Death Note and Death Note: The Last Name have to be seen together as they make up a complete story, which is also an excellent adaptation of the Japanese manga and anime series. In addition, they are great psychological thrillers that should not go overlooked in the lead-up to Halloween. Their scares are not as overt as in other Japanese horrors, but instead more subtle. In the Death Note films, the darker sides of humanity are explored – specifically, how both absolute power and the pursuit of justice can corrupt the soul. Light (Tatsuya Fujiwara) and L (Kenichi Matsuyama) are also one of the great cinematic pairings of characters. Each has qualities reflected and contrasted in the other, and they also excellently portray the themes of power and justice.
Light is a brilliant high-school student who by chance obtains a notebook with supernatural powers. Anyone who owns the notebook can write down a person’s name, which results in their death. The notebook is originally the property of a shinigami (death god), who appears to Light after he touches it. The shinigami Ryuk was bored of his supernatural role, and dropped the notebook on Earth to see what would happen. Light was also bored of his school life, and instead decides to rid the world of criminals through the power of the notebook. However, he is soon pursued by the enigmatic L, who is a reclusive but brilliant detective. The two films depict a game of wits between the two masterminds, and the second shows how Light eventually gets closer to the investigation and L himself, while trying to claim he is innocent. There is a third film directed by Hideo Nakata that focuses on L – Death Note: L Change the World (2008) – but it is nowhere near as suspenseful as these two.
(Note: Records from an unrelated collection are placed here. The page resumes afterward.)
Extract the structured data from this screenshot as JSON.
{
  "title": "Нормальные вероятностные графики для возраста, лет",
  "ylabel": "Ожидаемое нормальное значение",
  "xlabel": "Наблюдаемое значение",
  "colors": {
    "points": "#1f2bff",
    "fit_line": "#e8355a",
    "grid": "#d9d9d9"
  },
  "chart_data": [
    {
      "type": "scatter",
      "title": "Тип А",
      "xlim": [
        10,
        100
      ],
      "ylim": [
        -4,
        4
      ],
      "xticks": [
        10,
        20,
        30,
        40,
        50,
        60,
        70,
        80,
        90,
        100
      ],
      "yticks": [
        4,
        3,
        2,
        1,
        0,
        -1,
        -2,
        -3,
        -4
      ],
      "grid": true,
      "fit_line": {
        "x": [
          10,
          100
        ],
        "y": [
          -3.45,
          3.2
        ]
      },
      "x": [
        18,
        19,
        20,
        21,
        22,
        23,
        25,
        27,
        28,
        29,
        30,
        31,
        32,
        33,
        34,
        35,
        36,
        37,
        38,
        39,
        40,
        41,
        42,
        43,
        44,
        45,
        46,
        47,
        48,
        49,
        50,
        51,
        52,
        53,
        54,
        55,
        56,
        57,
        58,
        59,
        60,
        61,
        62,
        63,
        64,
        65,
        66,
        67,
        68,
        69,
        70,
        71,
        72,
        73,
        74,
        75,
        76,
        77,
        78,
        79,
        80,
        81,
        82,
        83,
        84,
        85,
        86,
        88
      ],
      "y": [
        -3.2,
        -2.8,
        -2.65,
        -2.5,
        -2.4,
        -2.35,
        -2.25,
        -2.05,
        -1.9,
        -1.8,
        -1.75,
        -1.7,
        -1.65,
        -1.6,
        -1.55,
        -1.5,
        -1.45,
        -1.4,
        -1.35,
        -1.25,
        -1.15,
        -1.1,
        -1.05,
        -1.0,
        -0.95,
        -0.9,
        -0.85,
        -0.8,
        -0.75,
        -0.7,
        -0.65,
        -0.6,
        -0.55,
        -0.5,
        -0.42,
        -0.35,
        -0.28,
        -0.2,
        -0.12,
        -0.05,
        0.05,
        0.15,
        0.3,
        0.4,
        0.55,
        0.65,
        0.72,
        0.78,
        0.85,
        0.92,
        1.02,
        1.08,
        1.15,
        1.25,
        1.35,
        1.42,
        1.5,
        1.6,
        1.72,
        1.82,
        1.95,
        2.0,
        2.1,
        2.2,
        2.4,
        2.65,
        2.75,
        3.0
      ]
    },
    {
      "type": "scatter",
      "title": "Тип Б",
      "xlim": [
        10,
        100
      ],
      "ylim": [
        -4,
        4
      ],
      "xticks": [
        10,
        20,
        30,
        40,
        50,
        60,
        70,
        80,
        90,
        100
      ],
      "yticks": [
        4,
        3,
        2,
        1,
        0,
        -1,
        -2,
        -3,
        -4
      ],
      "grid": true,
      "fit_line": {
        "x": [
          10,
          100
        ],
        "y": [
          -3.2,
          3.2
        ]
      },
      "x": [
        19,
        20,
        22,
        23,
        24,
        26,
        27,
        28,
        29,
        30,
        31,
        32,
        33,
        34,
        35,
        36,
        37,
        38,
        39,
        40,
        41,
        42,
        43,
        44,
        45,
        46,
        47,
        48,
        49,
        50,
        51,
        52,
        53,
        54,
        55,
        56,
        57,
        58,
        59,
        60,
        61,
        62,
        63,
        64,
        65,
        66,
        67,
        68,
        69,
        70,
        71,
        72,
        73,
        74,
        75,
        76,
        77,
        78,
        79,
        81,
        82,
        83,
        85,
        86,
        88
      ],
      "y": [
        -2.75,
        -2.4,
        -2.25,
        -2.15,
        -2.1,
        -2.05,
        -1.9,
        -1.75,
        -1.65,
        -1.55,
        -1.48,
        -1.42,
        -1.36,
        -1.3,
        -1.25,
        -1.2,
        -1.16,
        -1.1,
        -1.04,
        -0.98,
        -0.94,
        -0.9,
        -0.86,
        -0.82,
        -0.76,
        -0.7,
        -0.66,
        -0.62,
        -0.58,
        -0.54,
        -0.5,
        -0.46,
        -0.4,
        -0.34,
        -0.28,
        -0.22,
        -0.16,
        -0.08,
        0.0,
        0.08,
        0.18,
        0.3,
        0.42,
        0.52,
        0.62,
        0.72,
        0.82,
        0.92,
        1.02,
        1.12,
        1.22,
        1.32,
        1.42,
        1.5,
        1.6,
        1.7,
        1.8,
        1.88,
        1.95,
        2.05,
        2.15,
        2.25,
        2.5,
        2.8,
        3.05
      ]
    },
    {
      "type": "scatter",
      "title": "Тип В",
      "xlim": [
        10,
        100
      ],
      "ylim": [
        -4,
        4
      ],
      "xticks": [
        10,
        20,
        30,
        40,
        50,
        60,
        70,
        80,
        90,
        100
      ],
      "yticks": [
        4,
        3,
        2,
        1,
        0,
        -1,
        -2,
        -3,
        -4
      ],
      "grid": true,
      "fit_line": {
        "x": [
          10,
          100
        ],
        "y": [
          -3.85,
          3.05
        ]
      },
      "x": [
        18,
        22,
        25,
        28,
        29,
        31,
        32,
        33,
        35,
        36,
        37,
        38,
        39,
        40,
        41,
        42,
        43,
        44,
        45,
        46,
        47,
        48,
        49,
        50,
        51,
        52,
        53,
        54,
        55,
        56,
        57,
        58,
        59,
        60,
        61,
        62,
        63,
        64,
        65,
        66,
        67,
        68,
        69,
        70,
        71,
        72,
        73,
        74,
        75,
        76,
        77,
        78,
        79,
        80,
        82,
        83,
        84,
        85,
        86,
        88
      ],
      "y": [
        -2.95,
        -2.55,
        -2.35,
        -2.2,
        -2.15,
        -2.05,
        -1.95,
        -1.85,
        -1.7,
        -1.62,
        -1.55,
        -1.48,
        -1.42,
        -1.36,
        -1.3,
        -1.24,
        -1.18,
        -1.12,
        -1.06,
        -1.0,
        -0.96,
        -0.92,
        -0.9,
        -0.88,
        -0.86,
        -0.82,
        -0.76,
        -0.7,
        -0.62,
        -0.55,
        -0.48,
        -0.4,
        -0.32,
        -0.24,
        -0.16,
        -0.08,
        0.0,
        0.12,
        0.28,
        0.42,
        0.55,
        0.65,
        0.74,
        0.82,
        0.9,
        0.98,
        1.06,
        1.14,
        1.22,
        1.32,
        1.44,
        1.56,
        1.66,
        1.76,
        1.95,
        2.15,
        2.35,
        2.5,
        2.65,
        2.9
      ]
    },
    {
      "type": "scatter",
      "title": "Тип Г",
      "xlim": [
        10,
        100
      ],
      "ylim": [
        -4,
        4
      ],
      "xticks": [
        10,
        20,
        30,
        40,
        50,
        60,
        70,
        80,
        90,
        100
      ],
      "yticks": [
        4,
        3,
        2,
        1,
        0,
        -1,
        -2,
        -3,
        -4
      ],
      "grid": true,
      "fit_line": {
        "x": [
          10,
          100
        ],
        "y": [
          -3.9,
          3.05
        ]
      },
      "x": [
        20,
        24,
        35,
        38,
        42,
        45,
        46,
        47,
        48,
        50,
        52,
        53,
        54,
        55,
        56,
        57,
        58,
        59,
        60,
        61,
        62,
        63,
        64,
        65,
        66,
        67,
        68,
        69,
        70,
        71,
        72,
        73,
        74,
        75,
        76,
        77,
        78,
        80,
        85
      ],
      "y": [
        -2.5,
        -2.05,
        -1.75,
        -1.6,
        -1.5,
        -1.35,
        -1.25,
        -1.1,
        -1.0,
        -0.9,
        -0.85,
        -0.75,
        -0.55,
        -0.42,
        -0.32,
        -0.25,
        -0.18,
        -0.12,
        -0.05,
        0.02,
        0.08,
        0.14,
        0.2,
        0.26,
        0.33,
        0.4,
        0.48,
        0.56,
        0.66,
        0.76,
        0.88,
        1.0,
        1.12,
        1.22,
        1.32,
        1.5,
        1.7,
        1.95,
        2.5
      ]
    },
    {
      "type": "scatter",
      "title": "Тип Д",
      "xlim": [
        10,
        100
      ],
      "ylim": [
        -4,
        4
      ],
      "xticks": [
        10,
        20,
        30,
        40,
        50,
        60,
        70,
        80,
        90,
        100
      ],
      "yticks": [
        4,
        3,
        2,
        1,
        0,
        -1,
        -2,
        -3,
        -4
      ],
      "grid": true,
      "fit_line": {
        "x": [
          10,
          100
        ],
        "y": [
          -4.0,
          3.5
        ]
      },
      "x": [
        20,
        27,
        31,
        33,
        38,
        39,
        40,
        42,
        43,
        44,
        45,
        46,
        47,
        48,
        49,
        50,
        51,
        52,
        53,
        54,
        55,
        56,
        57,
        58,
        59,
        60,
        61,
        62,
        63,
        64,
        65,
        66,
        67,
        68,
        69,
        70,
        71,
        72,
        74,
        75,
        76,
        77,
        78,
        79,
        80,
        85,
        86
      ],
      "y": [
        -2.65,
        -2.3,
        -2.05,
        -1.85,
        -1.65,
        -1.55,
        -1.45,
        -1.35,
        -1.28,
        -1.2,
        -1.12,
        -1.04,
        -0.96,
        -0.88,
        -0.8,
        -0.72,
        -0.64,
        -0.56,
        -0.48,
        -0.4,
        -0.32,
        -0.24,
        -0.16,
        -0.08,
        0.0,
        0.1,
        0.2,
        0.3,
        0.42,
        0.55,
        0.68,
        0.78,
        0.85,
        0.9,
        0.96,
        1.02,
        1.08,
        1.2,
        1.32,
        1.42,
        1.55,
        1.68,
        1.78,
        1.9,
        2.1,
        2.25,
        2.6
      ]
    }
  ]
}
Though the films inevitably have to cut out a lot of the original manga story, the tension and characterization remains. Because of the story’s division into two films, and the smaller cast of characters, there are unexpected twists at the end of the first and second halves. Anyone who steers clear of film adaptations of manga and anime will find a rare treat here, as the two-part narrative is an admirable attempt to match the quality of the original story. The popularity of Death Note is further illustrated by the superstar casting of Fujiwara and Matsuyama, who are still high-profile celebrities in Japan. They also prove that they are great actors, as they bring great presence to their characters on-screen.
The fantastical aspects of the narrative also do not spoil the films. The use of the shinigami as a plot device could have led to extra layers of their fantastical world being introduced and making things over-complicated. That never happens – even in the second film, when a second shinigami is introduced. These supernatural creatures instead permeate slowly, and their rules regarding the notebooks instead lead to greater machinations and schemes between Light and L. Until the very final scenes, it is never clear who has the upper hand.
Ultimately, this is what makes the films effective as subtle psychological horrors. Light and L simply use the people around them as pawns in their attempts to outdo one another. People’s lives are often in the balance, and Light is often willing to sacrifice others and aspects of his own personality to remain uncaught. L is similarly dismissive of the dangers that his police colleagues face in chasing the elusive “Kira” (‘killer’ in Japanese), who he sees as the most dangerous enemy he has ever faced. Police officers are simply resources to him, who are either useful or not depending upon their skills. Light and L are perhaps two extremes of human nature, but their actions are believable in the modern world (minus the MacGuffin of the supernatural notebook). The Death Note films may be dressed up as flashy, big-budget manga adaptations, but top production values cannot hide the dark themes which lurk at the core of their story.